## Introduction

A meta-analysis involves taking data from more than one study and analyzing it to derive a pooled estimate, commonly referred to as a summary estimate. Meta-analyses can vary considerably from very simple to very complex, and there is a variety of different software packages available to aid the process. As with any good research, the most important thing is asking the right question. In the context of meta-analyses, my perspective is very broad in that I believe it is relevant to pool as much data as possible; i.e., for the most part, all apples are oranges and vice versa, and the extensive data set can then be used to try to explain any differences according to outcomes. The philosophy behind this approach is that if we expect that a drug class is going to provide a largely similar direction of effect across a broad range of patients, pooling data from studies of different types of drugs and different dosages of drugs is reasonable, and should facilitate subsequent subgroup analyses; although, it is most important to define the questions to be addressed a priori.

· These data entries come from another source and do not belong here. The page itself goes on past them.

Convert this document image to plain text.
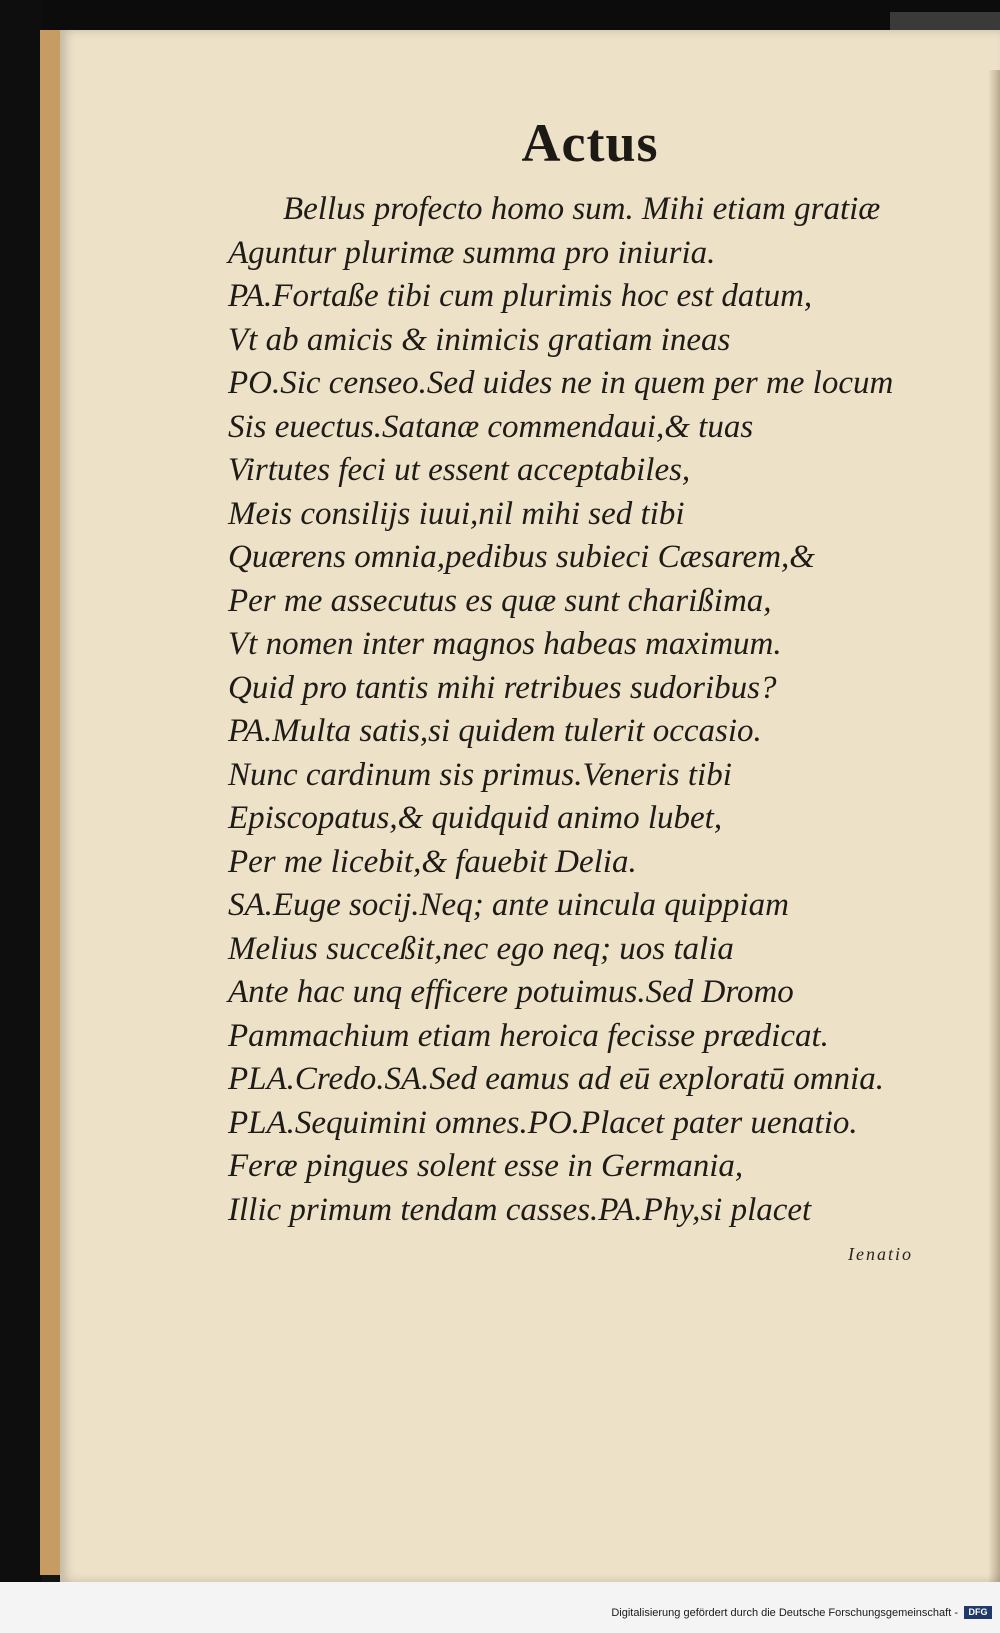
Actus
Bellus profecto homo sum. Mihi etiam gratiæ
Aguntur plurimæ summa pro iniuria.
PA.Fortaße tibi cum plurimis hoc est datum,
Vt ab amicis & inimicis gratiam ineas
PO.Sic censeo.Sed uides ne in quem per me locum
Sis euectus.Satanæ commendaui,& tuas
Virtutes feci ut essent acceptabiles,
Meis consilijs iuui,nil mihi sed tibi
Quærens omnia,pedibus subieci Cæsarem,&
Per me assecutus es quæ sunt charißima,
Vt nomen inter magnos habeas maximum.
Quid pro tantis mihi retribues sudoribus?
PA.Multa satis,si quidem tulerit occasio.
Nunc cardinum sis primus.Veneris tibi
Episcopatus,& quidquid animo lubet,
Per me licebit,& fauebit Delia.
SA.Euge socij.Neq; ante uincula quippiam
Melius succeßit,nec ego neq; uos talia
Ante hac unq efficere potuimus.Sed Dromo
Pammachium etiam heroica fecisse prædicat.
PLA.Credo.SA.Sed eamus ad eū exploratū omnia.
PLA.Sequimini omnes.PO.Placet pater uenatio.
Feræ pingues solent esse in Germania,
Illic primum tendam casses.PA.Phy,si placet
Ienatio
Digitalisierung gefördert durch die Deutsche Forschungsgemeinschaft -	DFG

### Consistency of Effects

The consistency of the direction of effect across trials is the first parameter to consider regarding pooling of data. Ideally, studies examining interventions for a particular indication would all demonstrate a similar estimate of the size of the effect and meta-analysis would further corroborate this. However, as in reality this doesn't happen very often, a visual assessment of heterogeneity should be undertaken to decide whether or not meta-analysis is likely to be useful, and to determine which data to pool. To put it very simply, a meta-analysis of four studies, two of which exhibit a positive effect and two of which exhibit a harmful effect, is not going to be informative without some understanding of why these studies have such disparate results. In the “real world,” generally, some studies give positive results while others give negative results, but the overall direction of the effect tends to be relatively consistent (Fig. 1), and upon pooling the data, additional analyses based on prior knowledge can be pre-planned to help explore and explain the discrepancies.

### Assumptions Prior to Pooling Data

A very narrow or very broad approach can be taken to pooling data. In the latter approach, data may be pooled across a variety of different interventions and a variety of patient populations, which allows for extensive exploration of the data that may help to identify causes of variability in outcomes, and facilitate treatment comparisons. Causes in variability in outcomes across studies can be assessed in a variety of ways. For example, sensitivity analysis can be used to determine the impact of predefined parameters on the results of the meta-analysis. Taking statins for the secondary prevention of cardiovascular events as an example, studies primarily involving diabetic patients may be excluded from the pooled dataset because they are a particularly high-risk group that are expected to have worse outcomes than the general study population. Data pooling may also be influenced by the logistics for predefined subgroup analyses of specific patient populations, interventions or outcomes. Various tests can be applied to assess data heterogeneity, and to gauge the consistency of subgroup analyses. The most common of these is the I-squared statistic, a measure of the proportion of inconsistency of an analysis that cannot be explained by chance. It ranges between 0% and 100% with lower values representing less heterogeneity. Meta-regression, a more sophisticated method for investigating heterogeneity of effects across studies, examines the relationship between one or more study parameters and the sizes of effect observed in the studies; again, software is available to perform this function.

### Comprehensive Meta-Analysis—Statins

Two models commonly used in meta-analysis are the fixed-effects and random-effects models. The former makes the assumption that the individual specific effect is correlated with the independent variables; i.e., it assumes there is a single true value underlying all study results. The latter assumes that the individual specific effects are uncorrelated with the independent variables; by assuming greater variability across studies, greater weight is placed on smaller studies. In our hands, meta-analysis of data from 41 studies of the efficacy of statins in cardiovascular disease, involving more than 41,000 participants, led to an estimated relative risk reduction of all-cause mortality of 0.85 (confidence interval (CI); 0.81 to 0.90) with a fixed-effects model, and 0.83 (CI; 0.78 to 0.90) with the more conservative random-effects model. In general, because it is more conservative, the random-effects model is favored by statisticians; however, there are instances when the fixed-effects approach is more reasonable. For example, some of the statin trials included in the analysis had 10,000 participants, while others had less than 100. In this case, it could be assumed that the larger trials are of better quality than the smaller trials, so a fixed-effects model may therefore be more appropriate. Statins have been extensively studied in clinical trials and it is generally accepted that they are an effective drug class for the prevention of cardiovascular events in patients at increased risk of cardiovascular disease, or those with established cardiovascular disease. Consistent with this, both of our analytical models confirmed that statins are indeed an effective intervention that significantly reduces all-cause mortality. Notably, however, upon examining the data from the individual trials, it appears that in most cases, statins do not have a statistically significant effect on this endpoint (Fig. 2). So, despite the fact that many of these trials included thousands of participants, because of the relatively low number of events, many were underpowered to demonstrate an intervention effect of this nature.